Yo lo hago, sin decir nada. Con dos cucharitas de azúcar y un chorro de leche. Como le gusta. Derramo la leche, estoy nerviosa. Y él lo sabe. El estómago se me revuelve, pero no reacciono. Le miro. Sonríe, es como si disfrutase viéndome así. Siento que me provoca, pero mis manos, mi pecho, siguen agarrotados. Pienso que ya no voy a poder tocarle, que ya no compartirá conmigo sus risas. O quizá sí, pienso que todo seguirá como antes, pero sin serlo. Ramón seguirá trabajando conmigo, iremos a reuniones, nos tomaremos algo después de trabajar, pero luego, él se irá, posiblemente con otra. Me mirará desde el otro lado de la mesa, me hará reír, me hablará del último libro que está leyendo. Y luego me tendré que ir a casa sola.
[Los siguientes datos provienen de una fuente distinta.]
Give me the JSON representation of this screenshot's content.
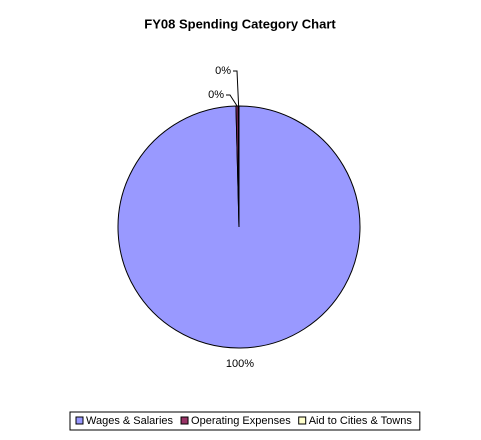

El dolor se me hace insoportable y el aire de la habitación se vuelve espeso.
-Déjame ir -le pido-. Déjame ir –repito.
Salgo de la cocina y me dirijo a mi mesa. Cojo mi abrigo y el bolso y ni me molesto en apagar el ordenador. Camino por la ciudad sin rumbo. Hace un día muy bonito. El sol brilla y me calienta un poco la cara. Yo le dejo hacer. Miro al cielo y veo unas nubes que se mueven despacio, sin prisa. Pequeños trozos de algodón moviéndose en un mar azul, diluidas, tocándose apenas. No pienso en nada. No pienso en el mañana, ni en el ahora, ni en qué hacer el resto de mis días. Sigo caminando, moviendo los pies rítmicamente, uno detrás de otro. Cruzo una calle, y otra calle, y otra. Cambio de dirección aleatoriamente, sin preocuparme dónde voy, pero siempre hacia delante, sin detenerme. Siento que voy escapando de ese abismo sin fondo. Por eso no paro. Noto cómo el tiempo pasa, pero no me preocupa la hora. Mi respiración se tranquiliza, y poco a poco me voy haciendo consciente de lo que me rodea. Un parque, niños pequeños jugando. Señoras con carros de la compra. Un chico se cruza conmigo y me sonríe. Jubilados leyendo el periódico. Una chica limpiando un portal. Un perro ladrando. Y yo, parada, en medio de todo ese bullicio, dejo que el sol me siga acariciando la cara, miro hacia el cielo, y reanudo mi caminar, siguiendo esta vez la marcha de las nubes.